Beginning January 1st of 2017, French companies with more than 50 workers will be required to give employees a guaranteed “right to disconnect” from their work emails outside of standard business hours. The goal is to reduce stress and improve work-life balance, and we can all learn a thing or two from the new legislation.
Before you can successfully set boundaries in your personal and professional lives, you need to understand exactly how you’re spending your time.
You may want to make a list or consider tracking your time for a few days. Once you have this comprehensive insight into how you’re spending your time you can sit down to think about how to prioritize everything.
Next, you have to decide how you’d like to prioritize the different tasks, projects, and to-dos on your list.
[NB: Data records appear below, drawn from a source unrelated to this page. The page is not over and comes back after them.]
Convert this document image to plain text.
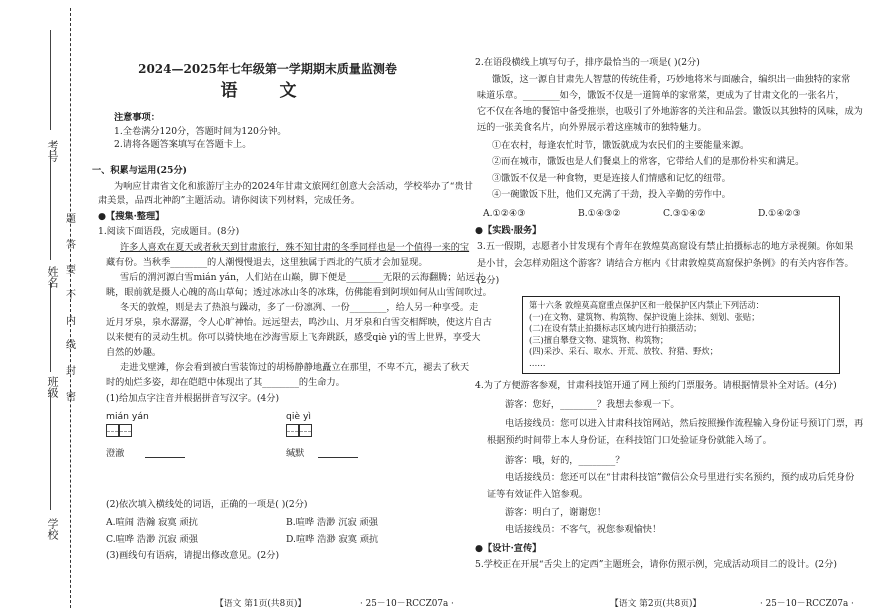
考号
姓名
班级
学校
题
答
要
不
内
线
封
密
2024—2025年七年级第一学期期末质量监测卷
语 文
注意事项：
1.全卷满分120分，答题时间为120分钟。
2.请将各题答案填写在答题卡上。
一、积累与运用(25分)
为响应甘肃省文化和旅游厅主办的2024年甘肃文旅网红创意大会活动，学校举办了“贵甘
肃美景，品西北神韵”主题活动。请你阅读下列材料，完成任务。
●【搜集·整理】
1.阅读下面语段，完成题目。(8分)
许多人喜欢在夏天或者秋天到甘肃旅行，殊不知甘肃的冬季同样也是一个值得一来的宝
藏有份。当秋季________的人潮慢慢退去，这里独属于西北的气质才会加显现。
雪后的渭河源白雪mián yán，人们站在山巅，脚下便是________无限的云海翻腾；站远去
眺，眼前就是摄人心魄的高山草甸；透过冰冰山冬的冰珠，仿佛能看到阿坝如何从山雪间吹过。
冬天的敦煌，则是去了热浪与躁动，多了一份凛冽、一份________，给人另一种享受。走
近月牙泉，泉水潺潺，令人心旷神怡。远远望去，鸣沙山、月牙泉和白雪交相辉映，使这片自古
以来便有的灵动生机。你可以骑快地在沙海雪原上飞奔跳跃，感受qiè yì的雪上世界，享受大
自然的妙趣。
走进戈壁滩，你会看到被白雪装饰过的胡杨静静地矗立在那里，不卑不亢，褪去了秋天
时的灿烂多姿，却在皑皑中体现出了其________的生命力。
(1)给加点字注音并根据拼音写汉字。(4分)
mián yán	qiè yì
澄澈	缄默
(2)依次填入横线处的词语，正确的一项是( )(2分)
A.喧闹 浩瀚 寂寞 顽抗	B.喧哗 浩渺 沉寂 顽强
C.喧哗 浩渺 沉寂 顽强	D.喧哗 浩渺 寂寞 顽抗
(3)画线句有语病，请提出修改意见。(2分)
【语文 第1页(共8页)】	· 25－10－RCCZ07a ·
2.在语段横线上填写句子，排序最恰当的一项是( )(2分)
馓饭，这一源自甘肃先人智慧的传统佳肴，巧妙地将米与面融合，编织出一曲独特的家常
味道乐章。________如今，馓饭不仅是一道简单的家常菜，更成为了甘肃文化的一张名片，
它不仅在各地的餐馆中备受推崇，也吸引了外地游客的关注和品尝。馓饭以其独特的风味，成为
远的一张美食名片，向外界展示着这座城市的独特魅力。
①在农村，每逢农忙时节，馓饭就成为农民们的主要能量来源。
②而在城市，馓饭也是人们餐桌上的常客，它带给人们的是那份朴实和满足。
③馓饭不仅是一种食物，更是连接人们情感和记忆的纽带。
④一碗馓饭下肚，他们又充满了干劲，投入辛勤的劳作中。
A.①②④③	B.①④③②	C.③①④②	D.①④②③
●【实践·服务】
3.五一假期，志愿者小甘发现有个青年在敦煌莫高窟设有禁止拍摄标志的地方录视频。你如果
是小甘，会怎样劝阻这个游客？请结合方框内《甘肃敦煌莫高窟保护条例》的有关内容作答。
(2分)
第十六条 敦煌莫高窟重点保护区和一般保护区内禁止下列活动：
(一)在文物、建筑物、构筑物、保护设施上涂抹、刻划、张贴；
(二)在设有禁止拍摄标志区域内进行拍摄活动；
(三)擅自攀登文物、建筑物、构筑物；
(四)采沙、采石、取水、开荒、放牧、狩猎、野炊；
……
4.为了方便游客参观，甘肃科技馆开通了网上预约门票服务。请根据情景补全对话。(4分)
游客：您好，________？我想去参观一下。
电话接线员：您可以进入甘肃科技馆网站，然后按照操作流程输入身份证号预订门票，再
根据预约时间带上本人身份证，在科技馆门口处验证身份就能入场了。
游客：哦，好的，________？
电话接线员：您还可以在“甘肃科技馆”微信公众号里进行实名预约，预约成功后凭身份
证等有效证件入馆参观。
游客：明白了，谢谢您！
电话接线员：不客气，祝您参观愉快！
●【设计·宣传】
5.学校正在开展“舌尖上的定西”主题班会，请你仿照示例，完成活动项目二的设计。(2分)
【语文 第2页(共8页)】	· 25－10－RCCZ07a ·
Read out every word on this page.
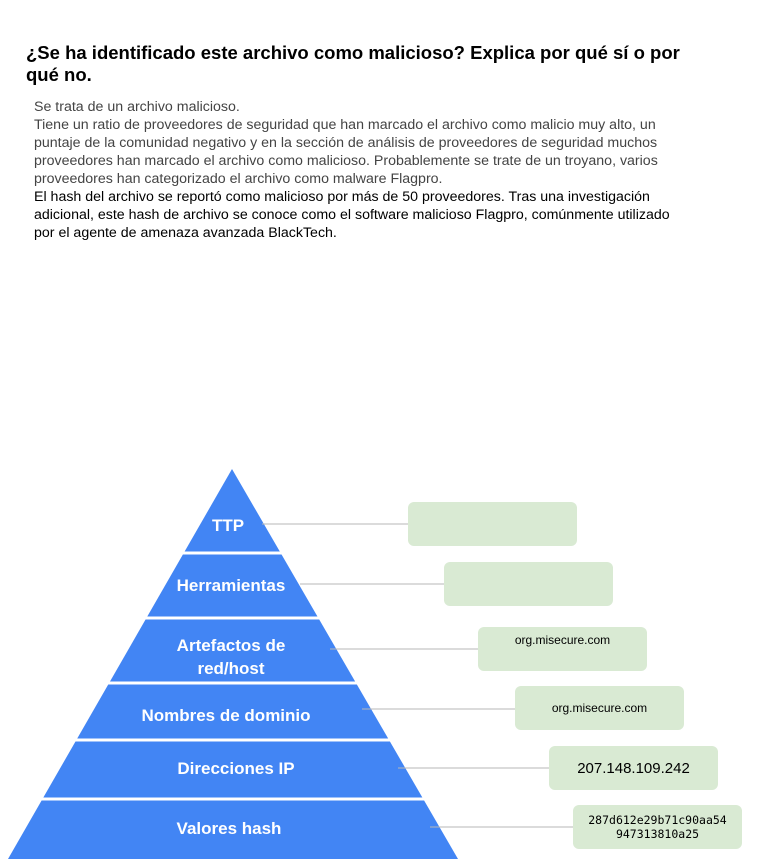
¿Se ha identificado este archivo como malicioso? Explica por qué sí o por qué no.

Se trata de un archivo malicioso.

Tiene un ratio de proveedores de seguridad que han marcado el archivo como malicio muy alto, un puntaje de la comunidad negativo y en la sección de análisis de proveedores de seguridad muchos proveedores han marcado el archivo como malicioso. Probablemente se trate de un troyano, varios proveedores han categorizado el archivo como malware Flagpro.

El hash del archivo se reportó como malicioso por más de 50 proveedores. Tras una investigación adicional, este hash de archivo se conoce como el software malicioso Flagpro, comúnmente utilizado por el agente de amenaza avanzada BlackTech.

TTP
Herramientas
Artefactos de
red/host
Nombres de dominio
Direcciones IP
Valores hash
org.misecure.com
org.misecure.com
207.148.109.242
287d612e29b71c90aa54
947313810a25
When you take an objective look at how you’re spending your time, it becomes easier to delegate or “delete” things from your list.
This might mean that you have to step back from certain activities, like volunteering every week or offering to tackle projects that aren’t your own at work. It might be difficult at first, but it will get easier. You only have so much time in a day, after all.
Now that you know what you need to do, and how you’ve traditionally been spending your time, you should choose some boundaries at work and at home.
For example, if you work from home, will there be a “Do Not Disturb” policy if your door is closed? Will you make a point to be done with work by 6 p.m. each day?
If you work in an office, will you be unavailable to respond to work emails in the evenings and on weekends?
Once you’ve chosen your boundaries you absolutely must communicate them to your boss, your family, your employees, and anyone else who might be impacted. Aim to be direct and assertive, and explain how this focus on work-life balance will give you the mental and physical energy needed to do your best work and be fully present wherever you are.
Consider negotiating a telecommuting agreement with your boss, allowing you to work from home occasionally. This will save you time on commuting, too.
“Ban” technology when you’re out of office and enjoying personal time, if needed. You might even enjoy the feeling of being disconnected from email.
Learn how to say no to requests for your time (it will become easier with practice).
Understand that you can’t do it all, and focus on freeing yourself from the guilt oftentimes associated with saying no.
Consider outsourcing some of your tasks. At home, that could mean hiring a cleaner. In your business, that might entail utilizing a virtual assistant.
Work-life balance is going to look different for everyone. The most important thing is to create an equilibrium that works for you.